The 2019 bill that set up the framework for sports betting allocated $130,000 annually to the Office of Behavioral Health in the Department of Human Services for things like a crisis hotline and certified gambling addiction counselors. That’s less than half of what Whyte said he considers a minimum investment in gambling addiction services. He said states should invest at least 1% of the money they make off gambling into treatment.
The council ranked Colorado 37th in the nation for state investments into programs for treating problem gambling in 2016, but Whyte noted that the bottom 10 states didn’t invest anything at all.
Off-track betting and racetracks
One of the biggest debates on the sports betting bill was whether to let companies who operate outside of the three mountain towns where gambling is legal to apply for licenses.
“To not include the off-track betting facilities is just a slap in our face,” said OTB owner Dan Kelliher during a committee hearing at the Capitol. “It’s very disrespectful, honestly, for being the small business owners that we are.”
His customers will be in his business, taking advantage of his amenities, while placing bets with some other company on their phones, Kelliher said.
Colorado voters, however, have consistently said they want gambling confined to the towns of Black Hawk, Central City and Cripple Creek.
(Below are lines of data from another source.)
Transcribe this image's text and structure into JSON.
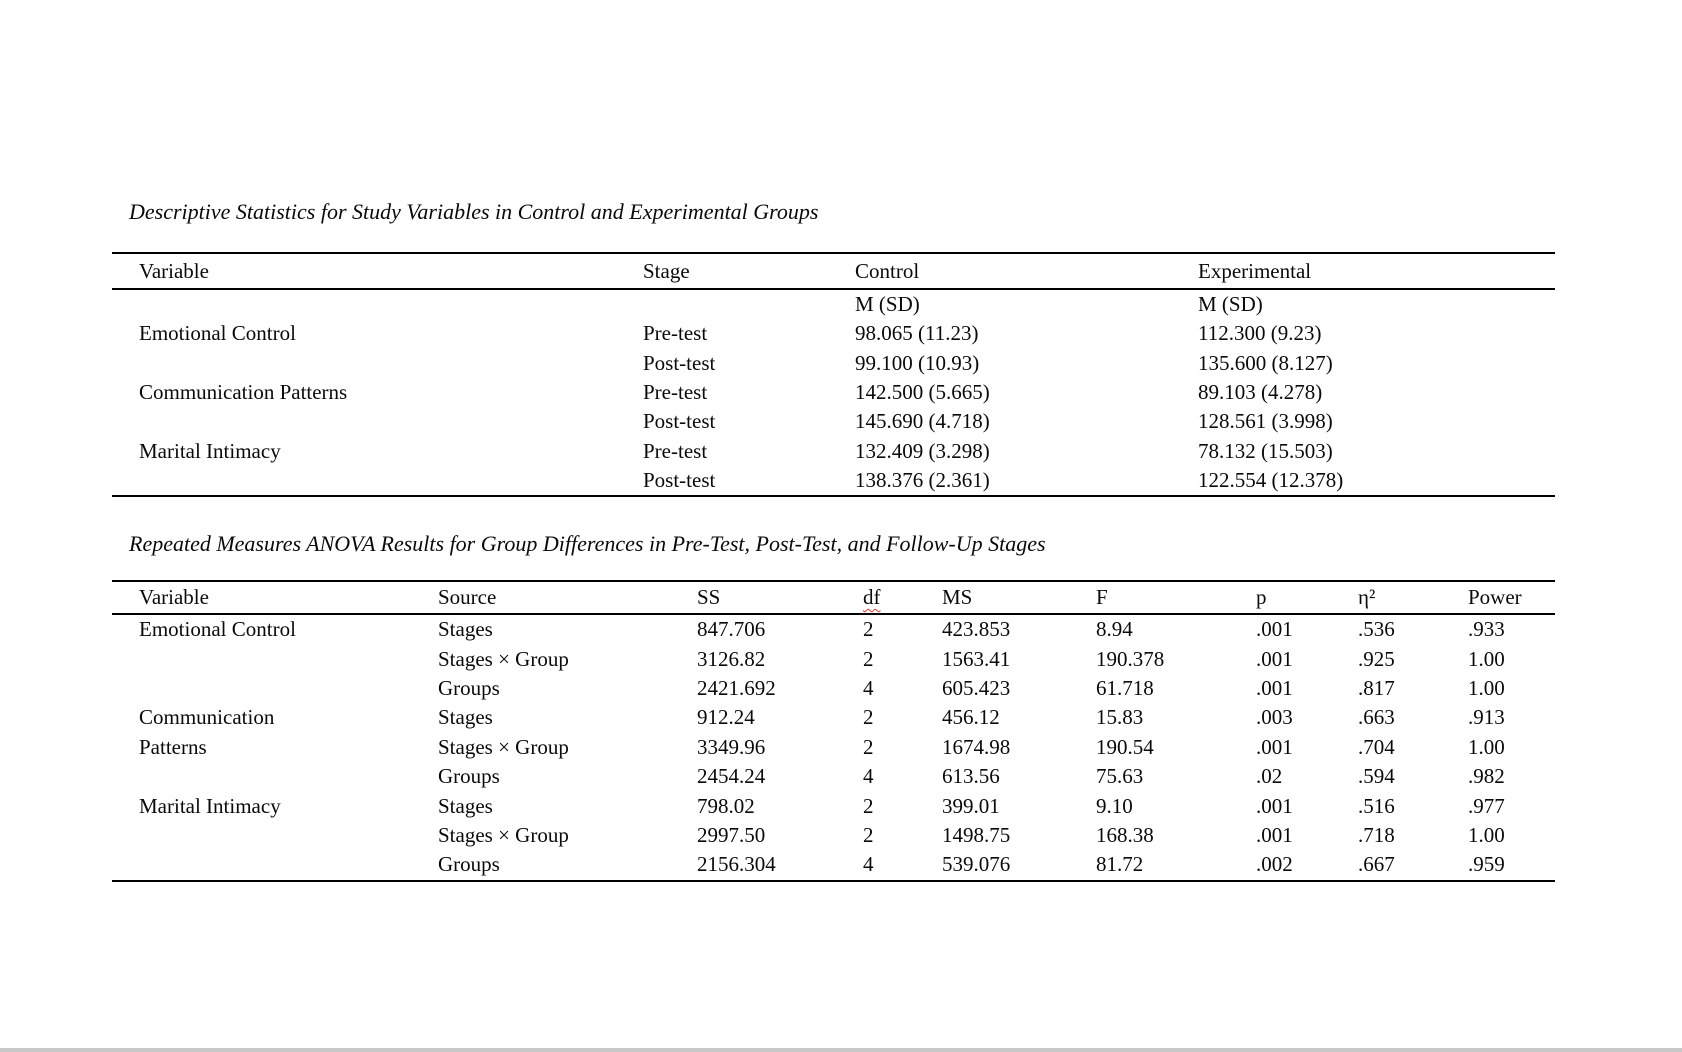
{
  "page": {
    "background_color": "#ffffff",
    "rule_color": "#000000",
    "spellcheck_squiggle_color": "#e0392f",
    "page_edge_color": "#c8c8c8"
  },
  "table1": {
    "title": "Descriptive Statistics for Study Variables in Control and Experimental Groups",
    "columns": [
      "Variable",
      "Stage",
      "Control",
      "Experimental"
    ],
    "subheader": [
      "",
      "",
      "M (SD)",
      "M (SD)"
    ],
    "rows": [
      [
        "Emotional Control",
        "Pre-test",
        "98.065 (11.23)",
        "112.300 (9.23)"
      ],
      [
        "",
        "Post-test",
        "99.100 (10.93)",
        "135.600 (8.127)"
      ],
      [
        "Communication Patterns",
        "Pre-test",
        "142.500 (5.665)",
        "89.103 (4.278)"
      ],
      [
        "",
        "Post-test",
        "145.690 (4.718)",
        "128.561 (3.998)"
      ],
      [
        "Marital Intimacy",
        "Pre-test",
        "132.409 (3.298)",
        "78.132 (15.503)"
      ],
      [
        "",
        "Post-test",
        "138.376 (2.361)",
        "122.554 (12.378)"
      ]
    ]
  },
  "table2": {
    "title": "Repeated Measures ANOVA Results for Group Differences in Pre-Test, Post-Test, and Follow-Up Stages",
    "columns": [
      "Variable",
      "Source",
      "SS",
      "df",
      "MS",
      "F",
      "p",
      "η²",
      "Power"
    ],
    "df_has_spellcheck_squiggle": true,
    "rows": [
      [
        "Emotional Control",
        "Stages",
        "847.706",
        "2",
        "423.853",
        "8.94",
        ".001",
        ".536",
        ".933"
      ],
      [
        "",
        "Stages × Group",
        "3126.82",
        "2",
        "1563.41",
        "190.378",
        ".001",
        ".925",
        "1.00"
      ],
      [
        "",
        "Groups",
        "2421.692",
        "4",
        "605.423",
        "61.718",
        ".001",
        ".817",
        "1.00"
      ],
      [
        "Communication",
        "Stages",
        "912.24",
        "2",
        "456.12",
        "15.83",
        ".003",
        ".663",
        ".913"
      ],
      [
        "Patterns",
        "Stages × Group",
        "3349.96",
        "2",
        "1674.98",
        "190.54",
        ".001",
        ".704",
        "1.00"
      ],
      [
        "",
        "Groups",
        "2454.24",
        "4",
        "613.56",
        "75.63",
        ".02",
        ".594",
        ".982"
      ],
      [
        "Marital Intimacy",
        "Stages",
        "798.02",
        "2",
        "399.01",
        "9.10",
        ".001",
        ".516",
        ".977"
      ],
      [
        "",
        "Stages × Group",
        "2997.50",
        "2",
        "1498.75",
        "168.38",
        ".001",
        ".718",
        "1.00"
      ],
      [
        "",
        "Groups",
        "2156.304",
        "4",
        "539.076",
        "81.72",
        ".002",
        ".667",
        ".959"
      ]
    ]
  }
}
An amendment proposed in 2014 to expand gambling to certain racetracks failed with a whopping 70 percent of voters against it.
NFL Commissioner Roger Goodell issued a statement when the ruling came down from the Supreme Court, which included some recommendations for states wanting to set up their own sportsbooks.
One of those suggestions was requiring companies to use official league data for all in-game bets.
That recommendation was reiterated during testimony on the bill here in Colorado by Marquest Meeks, an attorney for the Office of the Commissioner of Major League Baseball.
Meeks, who said he was supported by “a coalition of all the professional teams here in Colorado,” told Garnett and Neville that the reason to use league data for sports betting is it’s the most accurate, reliable and consistent information about what’s happening in any given game.
That didn’t end up in the final bill.
Neville said he’s open to revisiting the idea, but he didn’t see a compelling reason to give major league sports a “total monopoly.”
The Denver Post asked the Rockies, Nuggets and Avalanche whether they support Proposition DD, but none of them responded. The Broncos deferred to the NFL statement on sports betting that asked states to use league data.